Typical port timings for a three-way scavenged
engine (example FIG. 25) are:

	EPO 50 opens at 100 to 125 aTDC
	TPO
33 opens at 105 to 140 aTDC
	Crankcase port
111 opens to crankcase at 100 to
	130 aTDC
	Crankcase port
111 closes to crankcase at 40
	bBDC to 35 aBDC
	Charge injection port 40 opens to combustion
	chamber at 115 to 150 aTDC
	Charge injection port 40 closes at 115 bTDC to
	150 bTDC
	Port
549 opens at 120 aTDC to 155 aTDC
	Port
549 closes at 120 bTDC to 155 bTDC
	Port
549 open for charge induction at 110 bTDC
	to 145 bTDC
	Port
549 closes for charge induction at 110 aTDC
	to 145 aTDC
	Air inlet port 650 opens at 21 to 37 aBDC
	Air inlet port 650 closes at 20 bTDC to 30 aTDC
	Crankcase port
111 open to ambient for air
	induction at 106 to 139 bTDC
	Crankcase port
111 closes to ambient at 10 bTDC
	to 35 aTDC
	Piston passage opens (connects transfer port to
	crankcase) at 106 to 30 bTDC
	Piston passage closes at 106 to 30 aTDC
	Inlet
84 opens at 65 to 40 bTDC
	Inlet
84 closes at 65 to 40 aTDC

The present invention has been described in an illustrative manner. It is to be understood that the terminology which has been used is intended to be in the nature of words of description rather than of limitation.
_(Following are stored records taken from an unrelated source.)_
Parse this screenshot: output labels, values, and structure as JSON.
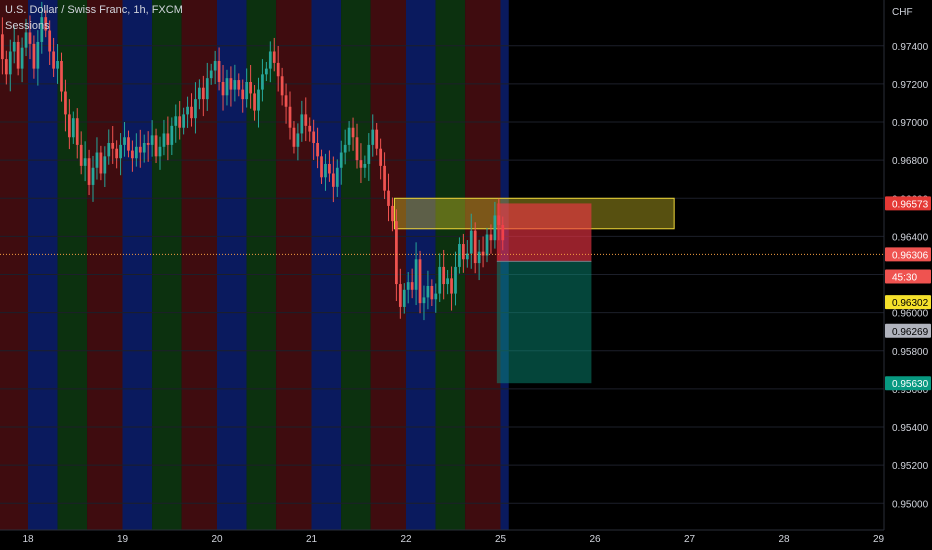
{
  "header": {
    "title": "U.S. Dollar / Swiss Franc, 1h, FXCM",
    "indicator": "Sessions"
  },
  "chart_data": {
    "type": "candlestick",
    "symbol": "USDCHF",
    "interval": "1h",
    "currency_label": "CHF",
    "yrange": [
      0.9486,
      0.9764
    ],
    "y_ticks": [
      "0.95000",
      "0.95200",
      "0.95400",
      "0.95600",
      "0.95800",
      "0.96000",
      "0.96200",
      "0.96400",
      "0.96600",
      "0.96800",
      "0.97000",
      "0.97200",
      "0.97400"
    ],
    "x_ticks": [
      {
        "label": "18",
        "x": 0.0
      },
      {
        "label": "19",
        "x": 1.0
      },
      {
        "label": "20",
        "x": 2.0
      },
      {
        "label": "21",
        "x": 3.0
      },
      {
        "label": "22",
        "x": 4.0
      },
      {
        "label": "25",
        "x": 5.0
      },
      {
        "label": "26",
        "x": 6.0
      },
      {
        "label": "27",
        "x": 7.0
      },
      {
        "label": "28",
        "x": 8.0
      },
      {
        "label": "29",
        "x": 9.0
      }
    ],
    "sessions": [
      {
        "name": "asia",
        "color": "#0c1f6e"
      },
      {
        "name": "london",
        "color": "#0e3a12"
      },
      {
        "name": "newyork",
        "color": "#4a0e12"
      }
    ],
    "closes": [
      0.9742,
      0.9748,
      0.9736,
      0.9751,
      0.9744,
      0.9739,
      0.9755,
      0.9747,
      0.9734,
      0.9744,
      0.9749,
      0.9741,
      0.9731,
      0.9738,
      0.9744,
      0.9752,
      0.9746,
      0.9733,
      0.9725,
      0.9737,
      0.9742,
      0.9728,
      0.9739,
      0.9747,
      0.9741,
      0.9728,
      0.9742,
      0.9755,
      0.9748,
      0.9737,
      0.9728,
      0.9732,
      0.9716,
      0.9704,
      0.9692,
      0.9702,
      0.9688,
      0.9677,
      0.9681,
      0.9667,
      0.9676,
      0.9684,
      0.9673,
      0.9682,
      0.9689,
      0.9686,
      0.9681,
      0.9688,
      0.9692,
      0.9685,
      0.9681,
      0.9687,
      0.9684,
      0.9689,
      0.9688,
      0.9693,
      0.9682,
      0.9687,
      0.9694,
      0.9688,
      0.9698,
      0.9703,
      0.9697,
      0.9704,
      0.9708,
      0.9702,
      0.9712,
      0.9718,
      0.9712,
      0.9723,
      0.9727,
      0.9732,
      0.9721,
      0.9714,
      0.9723,
      0.9717,
      0.9722,
      0.9717,
      0.9712,
      0.9721,
      0.9715,
      0.9706,
      0.9717,
      0.9725,
      0.9728,
      0.9737,
      0.9731,
      0.9724,
      0.9714,
      0.9708,
      0.9697,
      0.9687,
      0.9694,
      0.9704,
      0.9698,
      0.9695,
      0.9689,
      0.9682,
      0.9671,
      0.9678,
      0.9673,
      0.9666,
      0.9676,
      0.9684,
      0.9688,
      0.9697,
      0.9692,
      0.968,
      0.9676,
      0.9678,
      0.9688,
      0.9696,
      0.9686,
      0.9677,
      0.9664,
      0.9656,
      0.9648,
      0.9615,
      0.9603,
      0.9612,
      0.9616,
      0.9612,
      0.9628,
      0.9605,
      0.9608,
      0.9614,
      0.9607,
      0.961,
      0.9624,
      0.9615,
      0.9618,
      0.961,
      0.9624,
      0.9636,
      0.9628,
      0.9631,
      0.9643,
      0.9626,
      0.9632,
      0.963,
      0.9641,
      0.9638,
      0.9651,
      0.9646,
      0.9638
    ],
    "position": {
      "side": "short",
      "entry_price": 0.96269,
      "stop_price": 0.96573,
      "target_price": 0.9563,
      "start_bar": 143,
      "end_bar": 167
    },
    "zone": {
      "top": 0.966,
      "bottom": 0.9644,
      "start_bar": 117,
      "end_bar": 188
    },
    "current_price_line": 0.96306,
    "price_labels": [
      {
        "text": "0.96573",
        "price": 0.96573,
        "bg": "#e53935",
        "fg": "#ffffff"
      },
      {
        "text": "0.96306",
        "price": 0.96306,
        "bg": "#ef5350",
        "fg": "#ffffff"
      },
      {
        "text": "45:30",
        "price": 0.9619,
        "bg": "#ef5350",
        "fg": "#ffffff"
      },
      {
        "text": "0.96302",
        "price": 0.96055,
        "bg": "#f5e12b",
        "fg": "#000000"
      },
      {
        "text": "0.96269",
        "price": 0.95905,
        "bg": "#b0b3bd",
        "fg": "#000000"
      },
      {
        "text": "0.95630",
        "price": 0.9563,
        "bg": "#089981",
        "fg": "#ffffff"
      }
    ],
    "colors": {
      "up": "#26a69a",
      "down": "#ef5350",
      "axis_text": "#d1d4dc",
      "price_line": "#f59d42",
      "zone_fill": "rgba(218,200,40,0.40)",
      "zone_border": "#f0d83a",
      "stop_fill": "rgba(242,54,69,0.62)",
      "target_fill": "rgba(8,153,129,0.45)"
    }
  }
}
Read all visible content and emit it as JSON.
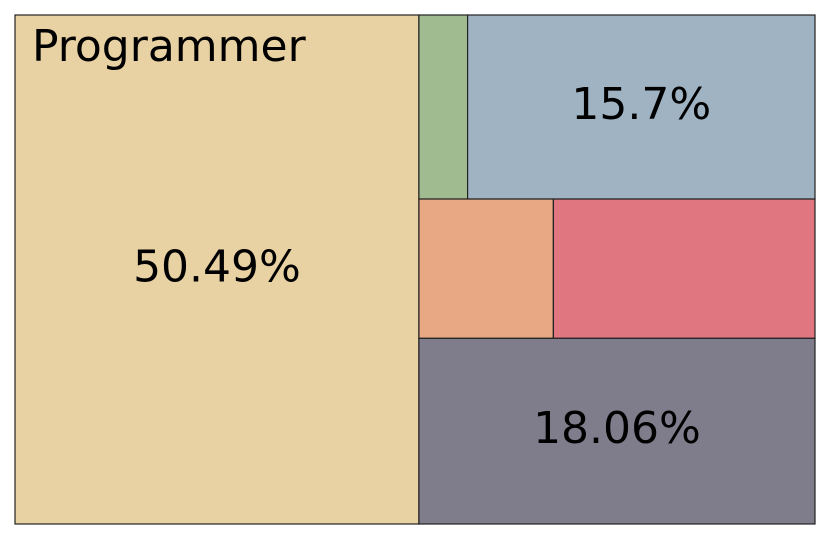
{
  "chart_data": {
    "type": "treemap",
    "categories": [
      "Programmer",
      null,
      null,
      null,
      null,
      null
    ],
    "values": [
      50.49,
      2.2,
      15.7,
      4.6,
      8.95,
      18.06
    ],
    "value_labels": [
      "50.49%",
      null,
      "15.7%",
      null,
      null,
      "18.06%"
    ],
    "colors": [
      "#e8d1a3",
      "#a0bb8f",
      "#9fb3c3",
      "#e8a883",
      "#e07780",
      "#7f7d8c"
    ]
  }
}
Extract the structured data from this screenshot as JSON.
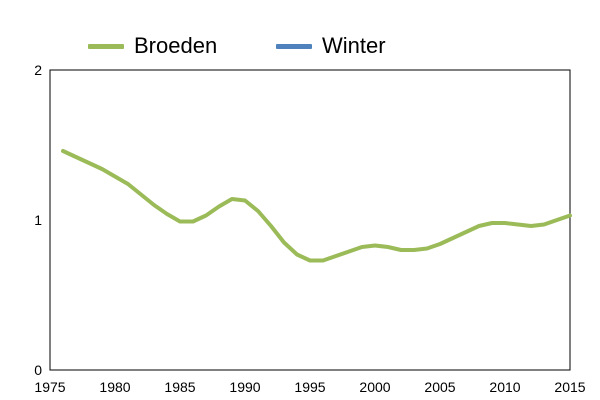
{
  "chart_data": {
    "type": "line",
    "title": "",
    "xlabel": "",
    "ylabel": "",
    "xlim": [
      1975,
      2015
    ],
    "ylim": [
      0,
      2
    ],
    "x_ticks": [
      "1975",
      "1980",
      "1985",
      "1990",
      "1995",
      "2000",
      "2005",
      "2010",
      "2015"
    ],
    "y_ticks": [
      "0",
      "1",
      "2"
    ],
    "grid": false,
    "legend_position": "top",
    "series": [
      {
        "name": "Broeden",
        "color": "#9bbb59",
        "x": [
          1976,
          1977,
          1978,
          1979,
          1980,
          1981,
          1982,
          1983,
          1984,
          1985,
          1986,
          1987,
          1988,
          1989,
          1990,
          1991,
          1992,
          1993,
          1994,
          1995,
          1996,
          1997,
          1998,
          1999,
          2000,
          2001,
          2002,
          2003,
          2004,
          2005,
          2006,
          2007,
          2008,
          2009,
          2010,
          2011,
          2012,
          2013,
          2014,
          2015
        ],
        "values": [
          1.46,
          1.42,
          1.38,
          1.34,
          1.29,
          1.24,
          1.17,
          1.1,
          1.04,
          0.99,
          0.99,
          1.03,
          1.09,
          1.14,
          1.13,
          1.06,
          0.96,
          0.85,
          0.77,
          0.73,
          0.73,
          0.76,
          0.79,
          0.82,
          0.83,
          0.82,
          0.8,
          0.8,
          0.81,
          0.84,
          0.88,
          0.92,
          0.96,
          0.98,
          0.98,
          0.97,
          0.96,
          0.97,
          1.0,
          1.03
        ]
      },
      {
        "name": "Winter",
        "color": "#4f81bd",
        "x": [],
        "values": []
      }
    ]
  }
}
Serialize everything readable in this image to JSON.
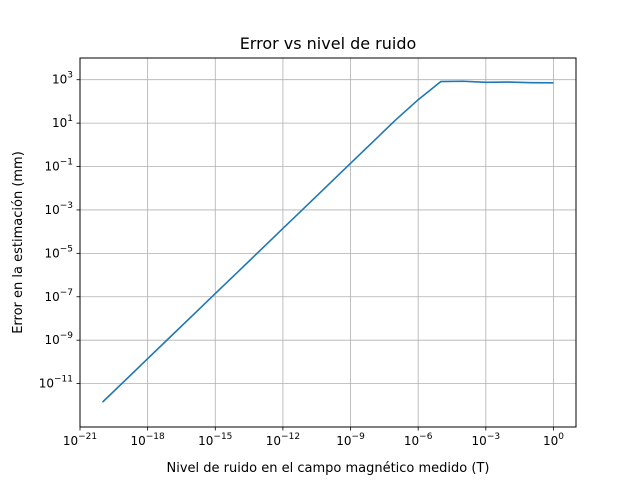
{
  "chart_data": {
    "type": "line",
    "title": "Error vs nivel de ruido",
    "xlabel": "Nivel de ruido en el campo magnético medido (T)",
    "ylabel": "Error en la estimación (mm)",
    "xscale": "log",
    "yscale": "log",
    "xlim": [
      1e-21,
      10
    ],
    "ylim": [
      1e-13,
      10000.0
    ],
    "grid": true,
    "x_ticks": [
      {
        "base": "10",
        "exp": "−21",
        "value": 1e-21
      },
      {
        "base": "10",
        "exp": "−18",
        "value": 1e-18
      },
      {
        "base": "10",
        "exp": "−15",
        "value": 1e-15
      },
      {
        "base": "10",
        "exp": "−12",
        "value": 1e-12
      },
      {
        "base": "10",
        "exp": "−9",
        "value": 1e-09
      },
      {
        "base": "10",
        "exp": "−6",
        "value": 1e-06
      },
      {
        "base": "10",
        "exp": "−3",
        "value": 0.001
      },
      {
        "base": "10",
        "exp": "0",
        "value": 1
      }
    ],
    "y_ticks": [
      {
        "base": "10",
        "exp": "−11",
        "value": 1e-11
      },
      {
        "base": "10",
        "exp": "−9",
        "value": 1e-09
      },
      {
        "base": "10",
        "exp": "−7",
        "value": 1e-07
      },
      {
        "base": "10",
        "exp": "−5",
        "value": 1e-05
      },
      {
        "base": "10",
        "exp": "−3",
        "value": 0.001
      },
      {
        "base": "10",
        "exp": "−1",
        "value": 0.1
      },
      {
        "base": "10",
        "exp": "1",
        "value": 10
      },
      {
        "base": "10",
        "exp": "3",
        "value": 1000
      }
    ],
    "series": [
      {
        "color": "#1f77b4",
        "x": [
          1e-20,
          1e-19,
          1e-18,
          1e-17,
          1e-16,
          1e-15,
          1e-14,
          1e-13,
          1e-12,
          1e-11,
          1e-10,
          1e-09,
          1e-08,
          1e-07,
          1e-06,
          1e-05,
          0.0001,
          0.001,
          0.01,
          0.1,
          1
        ],
        "y": [
          1.4e-12,
          1.4e-11,
          1.4e-10,
          1.4e-09,
          1.4e-08,
          1.4e-07,
          1.4e-06,
          1.4e-05,
          0.00014,
          0.0014,
          0.014,
          0.14,
          1.4,
          14,
          120,
          820,
          850,
          760,
          780,
          730,
          720
        ]
      }
    ]
  }
}
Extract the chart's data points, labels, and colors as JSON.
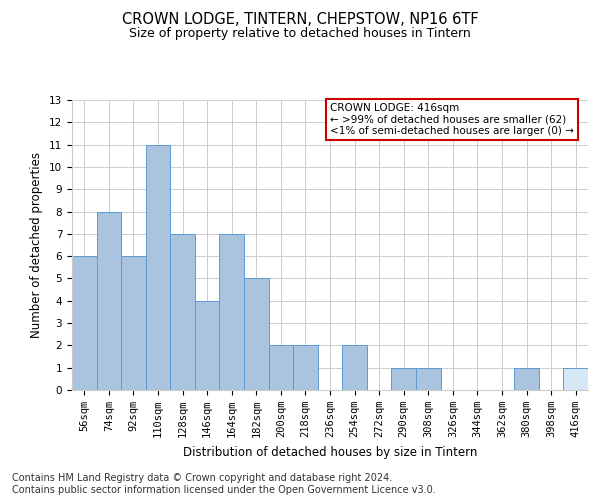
{
  "title1": "CROWN LODGE, TINTERN, CHEPSTOW, NP16 6TF",
  "title2": "Size of property relative to detached houses in Tintern",
  "xlabel": "Distribution of detached houses by size in Tintern",
  "ylabel": "Number of detached properties",
  "footer1": "Contains HM Land Registry data © Crown copyright and database right 2024.",
  "footer2": "Contains public sector information licensed under the Open Government Licence v3.0.",
  "categories": [
    "56sqm",
    "74sqm",
    "92sqm",
    "110sqm",
    "128sqm",
    "146sqm",
    "164sqm",
    "182sqm",
    "200sqm",
    "218sqm",
    "236sqm",
    "254sqm",
    "272sqm",
    "290sqm",
    "308sqm",
    "326sqm",
    "344sqm",
    "362sqm",
    "380sqm",
    "398sqm",
    "416sqm"
  ],
  "values": [
    6,
    8,
    6,
    11,
    7,
    4,
    7,
    5,
    2,
    2,
    0,
    2,
    0,
    1,
    1,
    0,
    0,
    0,
    1,
    0,
    1
  ],
  "highlight_index": 20,
  "bar_color": "#aac4e0",
  "bar_edge_color": "#5b9bd5",
  "highlight_bar_color": "#d6e8f7",
  "highlight_bar_edge_color": "#5b9bd5",
  "annotation_text": "CROWN LODGE: 416sqm\n← >99% of detached houses are smaller (62)\n<1% of semi-detached houses are larger (0) →",
  "annotation_box_edge_color": "#cc0000",
  "annotation_box_face_color": "#ffffff",
  "ylim": [
    0,
    13
  ],
  "yticks": [
    0,
    1,
    2,
    3,
    4,
    5,
    6,
    7,
    8,
    9,
    10,
    11,
    12,
    13
  ],
  "grid_color": "#cccccc",
  "bg_color": "#ffffff",
  "title1_fontsize": 10.5,
  "title2_fontsize": 9,
  "axis_label_fontsize": 8.5,
  "tick_fontsize": 7.5,
  "footer_fontsize": 7,
  "annotation_fontsize": 7.5
}
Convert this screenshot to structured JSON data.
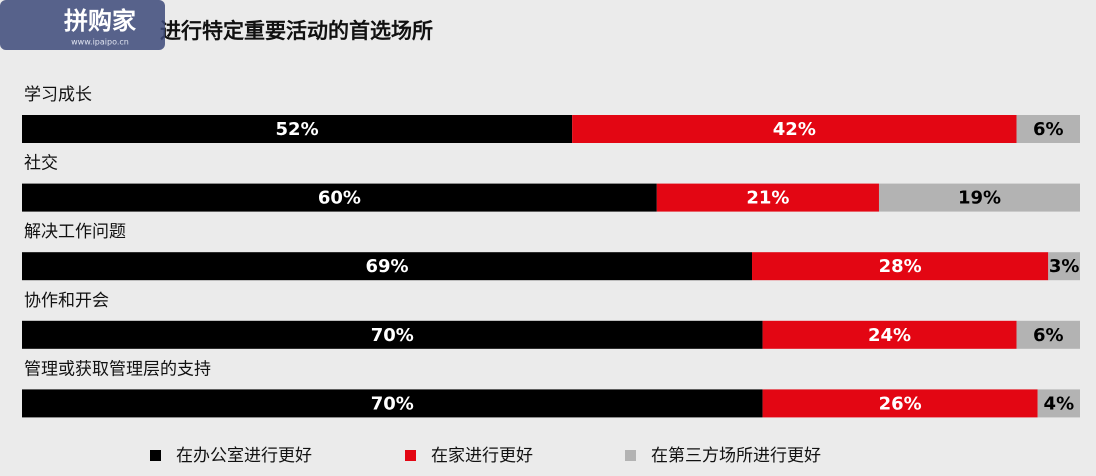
{
  "chart_data": {
    "type": "stacked-barh",
    "title": "进行特定重要活动的首选场所",
    "watermark": "拼购家",
    "watermark_url": "www.ipaipo.cn",
    "categories": [
      "学习成长",
      "社交",
      "解决工作问题",
      "协作和开会",
      "管理或获取管理层的支持"
    ],
    "xlim": [
      0,
      100
    ],
    "series": [
      {
        "name": "在办公室进行更好",
        "color": "#000000",
        "label_color": "#ffffff",
        "values": [
          52,
          60,
          69,
          70,
          70
        ],
        "value_labels": [
          "52%",
          "60%",
          "69%",
          "70%",
          "70%"
        ]
      },
      {
        "name": "在家进行更好",
        "color": "#e30613",
        "label_color": "#ffffff",
        "values": [
          42,
          21,
          28,
          24,
          26
        ],
        "value_labels": [
          "42%",
          "21%",
          "28%",
          "24%",
          "26%"
        ]
      },
      {
        "name": "在第三方场所进行更好",
        "color": "#b3b3b3",
        "label_color": "#000000",
        "values": [
          6,
          19,
          3,
          6,
          4
        ],
        "value_labels": [
          "6%",
          "19%",
          "3%",
          "6%",
          "4%"
        ]
      }
    ]
  }
}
While there have been described herein, what are considered to be preferred and exemplary embodiments of the present invention, other modifications of the invention shall be apparent to those skilled in the art from the teachings herein and, it is, therefore, desired to be secured in the appended claims all such modifications as fall within the true spirit and scope of the invention.

Claims

1. A two stroke internal combustion engine comprising:

at least one transfer passage in gaseous communication between a crankcase chamber and a combustion chamber of the engine,

an air passage through the crankcase to the crankcase chamber and in gaseous communication with a carburetor of the engine,

a rotatable circular disk rotatably connected to a crankshaft of the engine,

at least one first rotary shut-off valve located in a radially outermost section of the circular disk bordered by a periphery of the circular disk and operatively disposed between the transfer passage and the crankcase chamber for opening and closing gaseous communication between the transfer passage and the crankcase chamber,

at least one second rotary shut-off valve located on the circular disk bordered by a periphery of the circular disk and operatively disposed between the air passage and the transfer passage for opening and closing gaseous communication between the air passage and the transfer passage, and

wherein the first and second rotary shut-off valves are operably located on the on the circular disk to close the air passage to the transfer passage when the transfer passage is open between the combustion chamber and the crankcase chamber and to close off the transfer passage between the combustion chamber and the crankcase chamber when the air passage is opened to the transfer passage.

2. A two stroke internal combustion engine as claimed in claim 1 wherein the rotatable circular disk is a crank web, the first rotary shut-off valve a conical cut out sector in a periphery of the crank web, and the second rotary shut-off valve is a notched cut out in the periphery of the crank web.